Evo-NeRF: Evolving NeRF for Sequential Robot Grasping of Transparent Objects

Justin Kerr, Letian Fu, Huang Huang, Yahav Avigal, Matthew Tancik, Jeffrey Ichnowski, Angjoo Kanazawa, Ken Goldberg

Bibtex

@inproceedings{kerr2022evo,

title={Evo-nerf: Evolving nerf for sequential robot grasping of transparent objects},

author={Kerr, Justin and Fu, Letian and Huang, Huang and Avigal, Yahav and Tancik, Matthew and Ichnowski, Jeffrey and Kanazawa, Angjoo and Goldberg, Ken},

booktitle={6th Annual Conference on Robot Learning},

year={2022}

}

Abstract

Perceiving and handling transparent objects is critical in many industrial and household scenarios; however, their visual properties make perceiving their geometry difficult. Neural Radiance Fields (NeRFs) are a promising representation of scene geometry for downstream robotics task, however they have previously required hours of computation, making them impractical in robotics. We leverage recent advancements in NeRF which have made rapid training possible, and further extend the training regime to incrementally optimize over a stream of images as they are captured. The capture and optimization are terminated when a sufficient task confidence is achieved. Additional regularizations motivated by geometry graspability improve performance in rapid capture settings. These captures can still lead to unreliable geometry from NeRF, causing out-of-the-box grasp planners such as Dex-Net to struggle. To mitigate this distribution shift, we train a network adapted to NeRF's appearance. To obtain training data, we simulate photo-realistic scenes and train NeRF on them to produce a dataset of NeRF-rendered geometry and corresponding grasps. This method achieves a 89% grasp success rate over 27 trials on single objects, with early capture termination providing a 41% speed improvement with no loss in reliability. We additionally report results on a practical decluttering task.

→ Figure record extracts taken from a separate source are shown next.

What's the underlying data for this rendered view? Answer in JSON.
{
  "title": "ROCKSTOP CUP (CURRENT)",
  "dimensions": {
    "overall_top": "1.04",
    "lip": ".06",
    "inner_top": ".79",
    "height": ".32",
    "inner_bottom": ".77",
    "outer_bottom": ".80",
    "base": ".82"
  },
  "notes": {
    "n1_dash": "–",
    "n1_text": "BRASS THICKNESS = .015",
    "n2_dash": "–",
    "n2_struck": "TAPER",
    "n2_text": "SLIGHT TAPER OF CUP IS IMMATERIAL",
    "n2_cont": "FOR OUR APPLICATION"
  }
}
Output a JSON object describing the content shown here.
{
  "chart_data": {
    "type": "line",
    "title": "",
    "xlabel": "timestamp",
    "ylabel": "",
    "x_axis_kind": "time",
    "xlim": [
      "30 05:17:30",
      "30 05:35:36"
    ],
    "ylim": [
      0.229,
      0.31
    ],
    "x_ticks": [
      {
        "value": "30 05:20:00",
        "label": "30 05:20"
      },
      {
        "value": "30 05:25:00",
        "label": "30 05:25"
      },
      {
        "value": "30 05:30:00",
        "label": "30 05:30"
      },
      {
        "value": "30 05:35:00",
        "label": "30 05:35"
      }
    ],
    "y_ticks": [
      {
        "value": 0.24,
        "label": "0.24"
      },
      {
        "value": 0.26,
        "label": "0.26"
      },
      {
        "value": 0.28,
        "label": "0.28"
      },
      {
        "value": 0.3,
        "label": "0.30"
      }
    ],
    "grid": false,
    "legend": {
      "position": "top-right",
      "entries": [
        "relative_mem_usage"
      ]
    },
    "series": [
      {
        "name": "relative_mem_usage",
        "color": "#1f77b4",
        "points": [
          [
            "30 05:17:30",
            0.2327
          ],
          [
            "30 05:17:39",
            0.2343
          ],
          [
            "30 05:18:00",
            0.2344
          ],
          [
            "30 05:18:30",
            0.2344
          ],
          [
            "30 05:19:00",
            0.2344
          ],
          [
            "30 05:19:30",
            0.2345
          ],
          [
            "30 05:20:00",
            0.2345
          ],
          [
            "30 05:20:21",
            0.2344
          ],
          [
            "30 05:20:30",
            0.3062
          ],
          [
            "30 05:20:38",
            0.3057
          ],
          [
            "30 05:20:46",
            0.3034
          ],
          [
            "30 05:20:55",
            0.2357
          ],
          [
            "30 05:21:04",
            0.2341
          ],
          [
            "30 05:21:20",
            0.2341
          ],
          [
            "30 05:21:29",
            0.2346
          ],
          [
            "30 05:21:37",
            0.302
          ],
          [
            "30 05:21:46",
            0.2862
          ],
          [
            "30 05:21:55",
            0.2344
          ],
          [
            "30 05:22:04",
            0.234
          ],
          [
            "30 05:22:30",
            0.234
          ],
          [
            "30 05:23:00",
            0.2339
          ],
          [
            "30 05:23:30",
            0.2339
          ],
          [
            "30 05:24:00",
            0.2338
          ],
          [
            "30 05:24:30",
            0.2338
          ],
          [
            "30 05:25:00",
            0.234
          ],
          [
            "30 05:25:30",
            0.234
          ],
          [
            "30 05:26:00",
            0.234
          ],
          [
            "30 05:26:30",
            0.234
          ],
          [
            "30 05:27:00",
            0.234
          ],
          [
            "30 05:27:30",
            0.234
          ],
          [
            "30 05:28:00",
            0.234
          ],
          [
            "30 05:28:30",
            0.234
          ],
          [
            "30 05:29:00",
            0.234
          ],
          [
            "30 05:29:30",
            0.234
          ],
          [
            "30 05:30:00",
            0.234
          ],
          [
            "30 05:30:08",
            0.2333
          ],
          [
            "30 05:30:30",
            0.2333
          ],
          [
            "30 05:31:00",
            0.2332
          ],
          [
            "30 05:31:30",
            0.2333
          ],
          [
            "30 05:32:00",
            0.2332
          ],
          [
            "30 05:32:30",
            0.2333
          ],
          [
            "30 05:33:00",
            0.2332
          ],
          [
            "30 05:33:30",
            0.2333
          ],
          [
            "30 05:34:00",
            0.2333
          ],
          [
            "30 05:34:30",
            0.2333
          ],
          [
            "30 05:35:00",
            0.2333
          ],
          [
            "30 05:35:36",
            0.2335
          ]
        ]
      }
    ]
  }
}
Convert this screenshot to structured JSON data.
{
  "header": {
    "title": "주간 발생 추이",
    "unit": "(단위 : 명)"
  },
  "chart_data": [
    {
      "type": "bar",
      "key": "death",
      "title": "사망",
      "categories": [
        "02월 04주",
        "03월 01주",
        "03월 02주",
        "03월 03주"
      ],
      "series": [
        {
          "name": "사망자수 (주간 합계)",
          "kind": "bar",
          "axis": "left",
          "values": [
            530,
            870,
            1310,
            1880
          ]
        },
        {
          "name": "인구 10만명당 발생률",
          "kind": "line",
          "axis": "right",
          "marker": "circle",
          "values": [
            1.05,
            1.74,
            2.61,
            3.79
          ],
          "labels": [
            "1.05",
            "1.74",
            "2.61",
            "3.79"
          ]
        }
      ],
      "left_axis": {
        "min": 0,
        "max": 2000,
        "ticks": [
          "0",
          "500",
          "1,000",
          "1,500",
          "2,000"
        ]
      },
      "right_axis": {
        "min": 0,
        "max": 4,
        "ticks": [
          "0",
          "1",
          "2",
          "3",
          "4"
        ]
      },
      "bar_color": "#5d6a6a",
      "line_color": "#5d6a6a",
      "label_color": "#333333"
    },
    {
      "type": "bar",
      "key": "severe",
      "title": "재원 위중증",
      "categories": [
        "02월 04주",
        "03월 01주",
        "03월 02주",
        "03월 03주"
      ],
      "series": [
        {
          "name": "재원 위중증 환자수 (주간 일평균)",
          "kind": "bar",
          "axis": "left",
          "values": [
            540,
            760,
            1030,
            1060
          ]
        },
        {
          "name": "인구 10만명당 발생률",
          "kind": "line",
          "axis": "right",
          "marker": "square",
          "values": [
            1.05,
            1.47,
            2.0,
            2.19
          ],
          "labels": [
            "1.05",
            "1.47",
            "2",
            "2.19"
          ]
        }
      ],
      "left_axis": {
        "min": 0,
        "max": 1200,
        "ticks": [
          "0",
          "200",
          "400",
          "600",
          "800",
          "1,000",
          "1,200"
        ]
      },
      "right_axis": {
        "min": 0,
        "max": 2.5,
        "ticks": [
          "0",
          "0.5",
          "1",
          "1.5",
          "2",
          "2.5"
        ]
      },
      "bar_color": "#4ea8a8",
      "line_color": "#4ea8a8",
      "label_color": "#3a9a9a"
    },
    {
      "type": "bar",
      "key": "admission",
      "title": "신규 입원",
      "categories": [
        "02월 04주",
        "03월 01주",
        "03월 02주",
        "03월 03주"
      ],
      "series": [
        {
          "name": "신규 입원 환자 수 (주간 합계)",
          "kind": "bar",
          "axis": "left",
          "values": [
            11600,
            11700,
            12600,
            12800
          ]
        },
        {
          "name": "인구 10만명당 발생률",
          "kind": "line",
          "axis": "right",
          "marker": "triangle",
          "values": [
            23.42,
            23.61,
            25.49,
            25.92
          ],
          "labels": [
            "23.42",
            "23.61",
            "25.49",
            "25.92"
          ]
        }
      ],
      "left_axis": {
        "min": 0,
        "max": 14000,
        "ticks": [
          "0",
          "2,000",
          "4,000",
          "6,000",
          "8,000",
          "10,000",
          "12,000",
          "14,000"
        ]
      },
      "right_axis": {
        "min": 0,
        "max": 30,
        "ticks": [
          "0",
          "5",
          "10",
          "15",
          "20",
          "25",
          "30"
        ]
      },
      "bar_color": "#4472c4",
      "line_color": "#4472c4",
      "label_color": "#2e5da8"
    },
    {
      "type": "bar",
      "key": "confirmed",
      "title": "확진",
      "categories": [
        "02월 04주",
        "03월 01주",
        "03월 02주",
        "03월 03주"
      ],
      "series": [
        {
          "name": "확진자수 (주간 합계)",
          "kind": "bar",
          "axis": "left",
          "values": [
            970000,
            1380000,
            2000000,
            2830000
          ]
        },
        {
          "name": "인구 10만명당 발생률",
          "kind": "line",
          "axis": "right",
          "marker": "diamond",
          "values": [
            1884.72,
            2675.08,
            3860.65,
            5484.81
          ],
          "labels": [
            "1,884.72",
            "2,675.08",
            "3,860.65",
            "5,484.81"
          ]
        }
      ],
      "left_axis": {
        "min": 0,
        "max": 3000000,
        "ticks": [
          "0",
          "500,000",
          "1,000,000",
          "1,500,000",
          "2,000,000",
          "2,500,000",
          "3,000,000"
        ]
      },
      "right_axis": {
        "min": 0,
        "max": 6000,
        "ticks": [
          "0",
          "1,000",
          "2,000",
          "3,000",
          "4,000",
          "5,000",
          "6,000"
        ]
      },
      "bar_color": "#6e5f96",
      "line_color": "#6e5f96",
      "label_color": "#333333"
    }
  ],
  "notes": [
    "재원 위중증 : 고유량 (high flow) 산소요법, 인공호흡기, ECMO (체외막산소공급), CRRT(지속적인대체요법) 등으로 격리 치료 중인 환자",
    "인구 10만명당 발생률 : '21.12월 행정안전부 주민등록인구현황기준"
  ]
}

Single object extraction with early stop

(a) Robot capture trajectory with early stop where point 1 denotes way-points near the beginning of the trajectory and point 3 denotes the early stop point. (b) NeRF optimization using the images captures at each of the three points with time stamp shown on the left bottom and Evo-NeRF confidence output shown at the bottom. (c) Robot execution of the grasp given by Evo-NeRF at the early stop point. It's shown that \netname{} confidence increases with more captures and reaches above the threshold of 0.7 at the early stop point. The robot successfully grasps the object using the given grasp.

Sequential Object Removal

(a) The YuMi robot with a camera on one arm and a parallel jaw gripper on the other, with a scene of household objects in the center. The red arrows indicate the full capture trajectory of the robot. (b) Robot grasping an object enabled by Evo-NeRF. (c) Example camera capture trajectory to update the NeRF reconstruction. (d) Evo-NeRF first reconstructs the whole scene (step 1) with the camera capture trajectory shown in (a), then progressively updates the scene with small camera captures (shown in (c)) as objects are removed.

Sim2Real Dataset Generation

Each scene includes a subset of the training objects in simulation. Top: Grasp generation starts by sampling grasps on the object meshes and projecting it to a top-down view. Bottom: We render multiple views of each scene using Blender, then train Instant-NGP and render a top-down depth image. We accumulate NeRF depth rendering and projected grasps into a dataset.